Kebenaran tidak akan dapat diaktualisasikan tanpa adanya tindakan kebaikan, begitu pula sebaliknya, kebaikan akan bersifat bebas dan tak terkendali manakala hanya mewujudkannya pada sikap melonggarkan segala aturan untuk menolak kebenaran itu sendiri. Kebenaran adalah sebuah penegasan dan sekaligus menjadi pembatas bagi setiap kebaikan. Maka menahan suatu kebaikan pun bisa dianggap sebagai sebuah kebenaran pada akhirnya. Jika ada yang beranggapan bahwa kebenaran menghalangi suatu kebaikan, hal itu tentu saja bisa dipahami dan dimaklumi sepenuhnya, oleh karena aturan-aturan yang merujuk syarat-syarat kebenaran adalah merupakan syarat mutlak yang semestinya dipijak bagi munculnya kesesuaian antara kebaikan terikat pada aturan dan kebenaran itu sendiri.
Sehingga kebaikan yang ditolak atau tertolak oleh aturan kebenaran bukanlah kebaikan yang semestinya dapat digunakan sebagai bentuk tindakkan sosial dari manusia kepada antar sesama manusia bahkan dapat saja bagi para mahluk disekitarnya.

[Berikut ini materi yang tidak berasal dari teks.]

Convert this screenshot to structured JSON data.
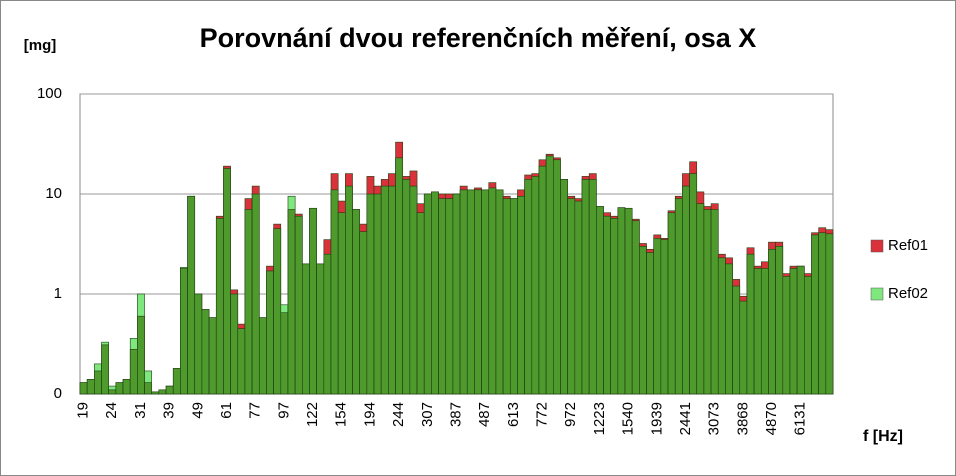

Memaknai hal itu, maka subjektifitas toleransi adalah bentuk fleksibilitas sebuah norma. Sebab pada sisi toleransi, suatu kebenaran bisa saja disesuikan derajatnya demi kebaikan atau suatu kebaikan yang disesuaikan demi munculnya suatu kebenaran. Sebab toleransi adalah Arde penangkal yang netral demi melonggarkan kekakuan sebuah norma, baik yang datangnya dari kebaikan, maupun terhadap kebenaran itu sendiri. Walau tidak keseluruhannya sikap toleransi itu merefleksikan kelenturannya, namun setidaknya sikap toleransi itu mampu menawarkan sebuah solusi jalan tengah bagi perspektif kebaikan dan kebenaran agar tetap tegak dan terjaga pada akhirnya.
Red.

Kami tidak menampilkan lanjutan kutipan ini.